Montana opens 2013 wolf hunting season: legislative changes receive positive feedback

Heather Hamilton-Maude
for Tri-State Livestock News
Grey Wolf (Canis lupus) Portrait
Getty Images/iStockphoto | iStockphoto

The Montana general rifle season on wolves opened September 15 with multiple legislatively derived modifications. From a longer season to increased quotas and reduced license fees, the changes are designed to help achieve a balanced wolf population, and are supported by agriculture entities throughout the state.

“We’ve exceeded our recovery goals for 10 years with wolves, and have minimum counts of at least 625 wolves, over 35 breeding pairs and more than 140 packs within the state. There are places where wolves are impacting wildlife and causing depredation of livestock. What we’re trying to do is manage them like we would any other wildlife species – in balance with other wildlife as well as within landowner and social tolerances,” explained Montana Fish, Wildlife and Parks (FWP) Spokesman Ron Aasheim of the major modifications passed legislatively earlier in 2013.

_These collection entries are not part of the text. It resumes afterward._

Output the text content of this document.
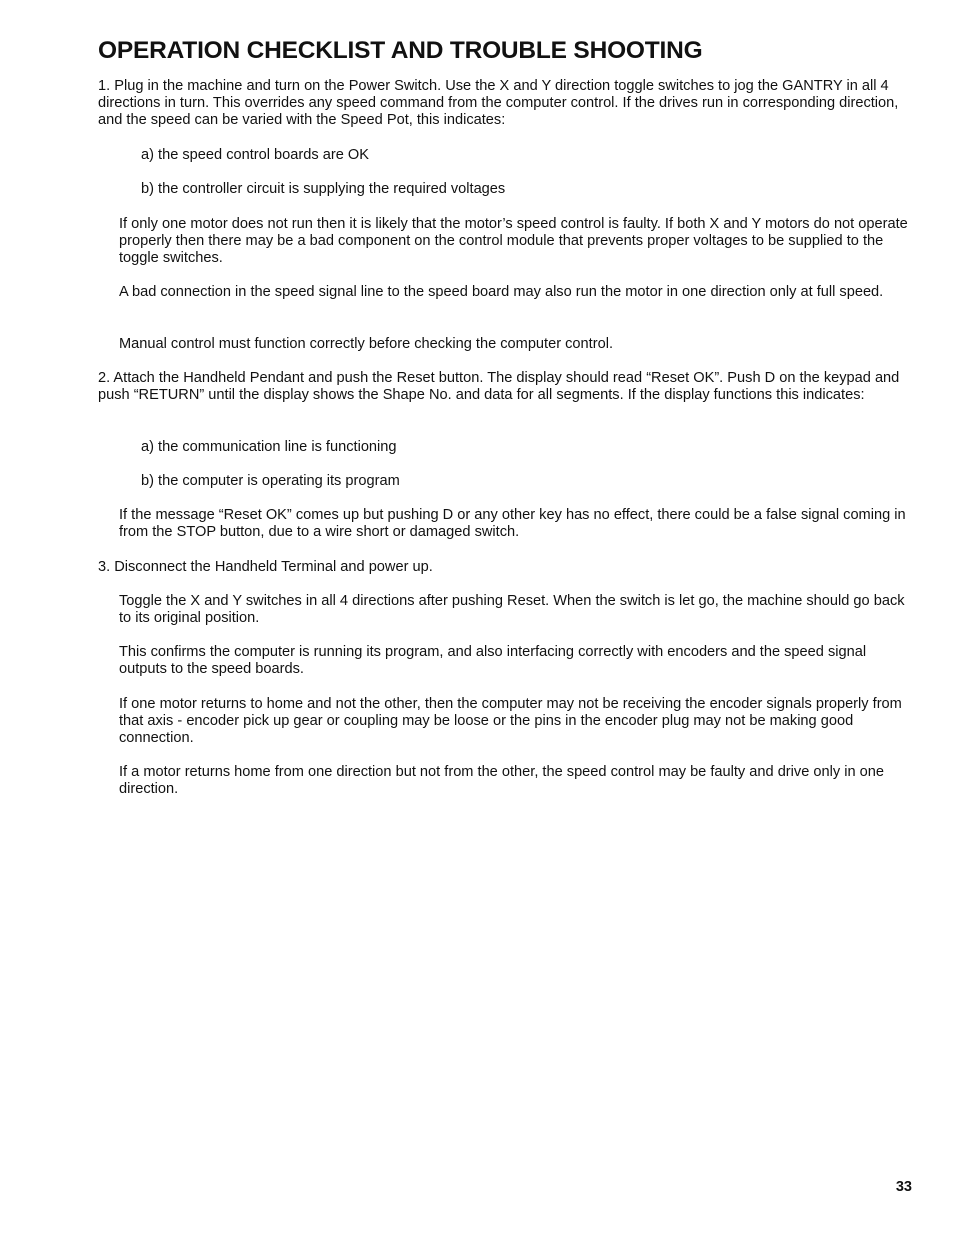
OPERATION CHECKLIST AND TROUBLE SHOOTING

1. Plug in the machine and turn on the Power Switch. Use the X and Y direction toggle switches to jog the GANTRY in all 4 directions in turn. This overrides any speed command from the computer control. If the drives run in corresponding direction, and the speed can be varied with the Speed Pot, this indicates:

a) the speed control boards are OK

b) the controller circuit is supplying the required voltages

If only one motor does not run then it is likely that the motor’s speed control is faulty. If both X and Y motors do not operate properly then there may be a bad component on the control module that prevents proper voltages to be supplied to the toggle switches.

A bad connection in the speed signal line to the speed board may also run the motor in one direction only at full speed.

Manual control must function correctly before checking the computer control.

2. Attach the Handheld Pendant and push the Reset button. The display should read “Reset OK”. Push D on the keypad and push “RETURN” until the display shows the Shape No. and data for all segments. If the display functions this indicates:

a) the communication line is functioning

b) the computer is operating its program

If the message “Reset OK” comes up but pushing D or any other key has no effect, there could be a false signal coming in from the STOP button, due to a wire short or damaged switch.

3. Disconnect the Handheld Terminal and power up.

Toggle the X and Y switches in all 4 directions after pushing Reset. When the switch is let go, the machine should go back to its original position.

This confirms the computer is running its program, and also interfacing correctly with encoders and the speed signal outputs to the speed boards.

If one motor returns to home and not the other, then the computer may not be receiving the encoder signals properly from that axis - encoder pick up gear or coupling may be loose or the pins in the encoder plug may not be making good connection.

If a motor returns home from one direction but not from the other, the speed control may be faulty and drive only in one direction.

33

Among changes implemented are lower non-resident license fees, a longer season, and a five-wolf per person limit.

“The multiple tags per person can be achieved through any combination of hunting – rifle or archery – and/or trapping,” explained Montana Stockgrowers (MSGA) Natural Resource Director Jay Bodner. “We thought that was a very important point of the legislation, and that if hunters or trappers are very good at harvesting wolves, we want to give them more opportunities to get the job done.”

Another tool in the wolf management tool kit, as Montana Farm Bureau (MFBF) Vice President of Governmental Affairs John Youngberg attributed many of the legislative changes to the hunting season, is the ability of hunters to utilize mechanical calls as a means of attracting wolves.

“They also changed the dates of the season by moving it later into the spring, thus giving people more opportunities to hunt in the winter months when there is snow cover,” continue Youngberg, noting that the rifle season will run until March 15 while trapping will be allowed from Dec. 15 thru Feb. 28. Archery season wrapped up on Sept. 14.

Cost of obtaining a license was another potentially prohibitive aspect of Montana’s hunt in years past. But, with out of state licenses dropping from $350 to $50, more than 370 out of state big game hunters have already purchased a license, up dramatically from last year, when 55 had been sold at this time.

“Most of our out of state hunters are after big game, so it’s more up to chance whether they have the opportunity to take a wolf or not. By reducing the price to something more reasonable, those hunters are more likely to purchase a license in case they do have an opportunity at a wolf. We want to provide as many opportunities as we can in an effort to lower the population, allowing for improved management of the species and reduced problems for livestock producers,” explained Bodner.

Resident tags are set at $19, a price almost 6,000 Montanan’s have already paid to obtain a 2013 license.

“Montana residents agree that we need to manage wolves through hunting, and this was probably the most cooperative and supportive piece of legislation in the entire 2013 session. It passed early and had unilateral support from the land management groups, most conservation groups, as well as the landowning, hunting and trapping communities,” explained Aasheim.

However, that wasn’t to say the changes in legislation didn’t receive some backlash, primarily through more than 24,500 comments sent to Montana FWP.

“The majority of those comments had to do with trapping, and with taking wolves near the boundary of Yellowstone National Park. Ninety percent of them were from out of state or out of country, and many of them were for comments. By that I mean they came from exactly the same source, where people who agreed with that source’s viewpoint could hit a button and we received hundreds of emails from that group as a result. That’s fine, and part of our system today, but that’s also the reality of the comments received,” noted Aasheim.

Going forward into the season, both Youngberg and Bodner stated their members are showing strong support for the changes in the wolf hunt, and that they feel the legislation was a solid step toward managing lower wolf population numbers in the state.

“Our goal in being involved in the wolf hunting legislation earlier this year was to increase the scope of hunting in an effort to reduce livestock depredation. I think we have a pretty good start this year and that the legislation passed was a favorable change. Our hope now is that the hunt is successful and we can lower the population enough to help the producer,” noted Bodner.

Youngberg agreed that livestock depredation is among MFBF’s top concerns relevant to wolves. He further commented that MFBF was happy to see no legislative changes regarding the ability of Wildlife Services to immediately eliminate those wolves known to be responsible for livestock depredation as a result of the alterations to the hunting season.

“We understand that livestock depredation, disruption, movement, increased abortions and other things are major issues. The numbers may not be startling in all cases, but if you’re the producer they’re startling and very real. We’re trying to work with producers, and have a good relationship with the livestock entities in the state,” noted Aasheim of Montana FWP’s efforts to work with landowners, and their understanding as to why the agriculture sector is in such strong support of lower wolf numbers.

“This continues to be a very emotional issue, and we’re committed to having a recovered wolf population that is in balance with other wildlife, social tolerance and landowner tolerance,” concluded Aasheim of the ultimate goal behind the changes to the state’s wolf hunt.